Lockheed Quietly Testing Prototype Space Plane
October 16, 2009
A prototype winged spacecraft, intended to test new
technologies for speeding up and simplifying launch services, blasted off from
a nascent commercial spaceport in New Mexico last weekend, part of an
ongoing secretive project by one of the country’s largest aerospace
contractors.
“It’s right now a small, internal Lockheed Martin project on looking at various launch technologies,” said Slater Voorhees, project lead for the firm’s Advanced Programs.
Saturday’s launch from New Mexico’s budding Spaceport America was the third test flight of the vehicle. Voorhees declined to release the name of the project.

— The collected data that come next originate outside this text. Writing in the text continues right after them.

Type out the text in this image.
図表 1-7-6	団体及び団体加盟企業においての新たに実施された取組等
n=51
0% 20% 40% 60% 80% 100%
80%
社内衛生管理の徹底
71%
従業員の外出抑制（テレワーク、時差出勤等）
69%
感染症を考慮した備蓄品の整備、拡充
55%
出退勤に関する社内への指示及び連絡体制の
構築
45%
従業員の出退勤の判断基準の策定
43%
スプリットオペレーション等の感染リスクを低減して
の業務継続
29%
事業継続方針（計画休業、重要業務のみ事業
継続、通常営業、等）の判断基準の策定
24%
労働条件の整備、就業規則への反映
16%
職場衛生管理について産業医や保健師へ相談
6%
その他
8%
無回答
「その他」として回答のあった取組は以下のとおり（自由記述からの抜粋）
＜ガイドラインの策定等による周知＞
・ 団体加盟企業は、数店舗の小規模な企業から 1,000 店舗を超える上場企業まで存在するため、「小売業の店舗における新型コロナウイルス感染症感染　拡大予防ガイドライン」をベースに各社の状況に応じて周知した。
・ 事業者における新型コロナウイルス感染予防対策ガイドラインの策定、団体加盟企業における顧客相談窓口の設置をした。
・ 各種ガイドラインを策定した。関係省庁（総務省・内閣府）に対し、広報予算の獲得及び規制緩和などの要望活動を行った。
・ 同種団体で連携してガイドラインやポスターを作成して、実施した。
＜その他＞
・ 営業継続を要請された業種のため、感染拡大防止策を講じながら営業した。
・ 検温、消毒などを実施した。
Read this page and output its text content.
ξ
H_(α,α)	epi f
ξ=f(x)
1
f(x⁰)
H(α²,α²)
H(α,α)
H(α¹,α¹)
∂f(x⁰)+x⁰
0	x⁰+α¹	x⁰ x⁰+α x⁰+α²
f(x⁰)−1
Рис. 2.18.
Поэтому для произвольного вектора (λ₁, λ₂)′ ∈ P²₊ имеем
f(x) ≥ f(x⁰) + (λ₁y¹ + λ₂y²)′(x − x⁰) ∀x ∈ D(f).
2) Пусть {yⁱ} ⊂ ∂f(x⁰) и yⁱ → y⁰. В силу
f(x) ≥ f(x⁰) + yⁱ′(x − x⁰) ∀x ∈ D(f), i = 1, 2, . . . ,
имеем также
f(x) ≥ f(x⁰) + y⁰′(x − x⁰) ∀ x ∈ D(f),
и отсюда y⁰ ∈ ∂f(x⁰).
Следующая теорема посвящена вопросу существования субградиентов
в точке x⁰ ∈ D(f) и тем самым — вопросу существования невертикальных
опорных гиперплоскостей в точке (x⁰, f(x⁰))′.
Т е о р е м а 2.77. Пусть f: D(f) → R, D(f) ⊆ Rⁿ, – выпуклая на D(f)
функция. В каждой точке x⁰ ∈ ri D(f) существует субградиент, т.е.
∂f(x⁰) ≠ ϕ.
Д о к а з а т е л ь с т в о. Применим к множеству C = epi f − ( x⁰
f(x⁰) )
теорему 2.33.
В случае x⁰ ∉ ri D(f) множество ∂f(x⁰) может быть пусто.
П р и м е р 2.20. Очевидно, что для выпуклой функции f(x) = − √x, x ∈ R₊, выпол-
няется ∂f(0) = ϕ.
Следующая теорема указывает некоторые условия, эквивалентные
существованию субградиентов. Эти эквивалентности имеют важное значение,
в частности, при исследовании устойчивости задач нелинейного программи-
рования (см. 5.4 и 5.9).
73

UP Aerospace of Colorado, which operates a suborbital launch rail system at the spaceport, handled the flight under contract for Lockheed.
Test flights began in 2007 and the project is expected to continue for the foreseeable future. Voorhees said it is not intended as a prototype for a crew-carrying vehicle. Rather, the project appears to be aimed at military and other space operators’ growing demand for quick and inexpensive launch services.
Flying from the still-under-development commercial spaceport provides a way for Lockheed to test non-traditional launch systems and support services, bypassing time-consuming and labor-intensive practices that may have become obsolete due to technological advances, yet remain requirements for launching on government ranges.
The Lockheed project reportedly involves a reusable, fly-back booster that takes off like a rocket and lands like an airplane.
“It’s just looking at new ways to do lean, responsive operations: How do we make a launch system more operational, leaner, less man-power? How do we provide more launch availability?” Voorhees said. “We’re looking at how to advance launch technologies.”
The prototypes are about 2.4 meters (8 feet) long, with a wingspan of about 1.8 meters -- about one-fifth the size the intended full-scale spacecraft. During a debut flight in December 2007, the spacecraft reached an altitude of about 3,000 feet. A second flight occurred in August 2008 though the craft lost control after reaching an altitude of about 1,500 feet and was damaged.
(Lockheed Martin's prototype winged spacecraft takes off on a second test flight in August 2008. Credit: Lockheed Martin.)


















This gladdens me! It means that the Big Aerospace companies are beginning to take the initiative again: harking back to the days when industry showed USG how it can be done at a price that is affordable. Granted this is somewhat modest. But test vehicles are the perfect way to test concept viability. Computers in the form of CAD/CAM and Prototyping can't get it 100%, and in the rocket business anything less doesn't cut it. One hopes that they're thinking both in terms of unmanned as well as manned, since these days auto-control systems bid fair to over-match manned systems in the near future.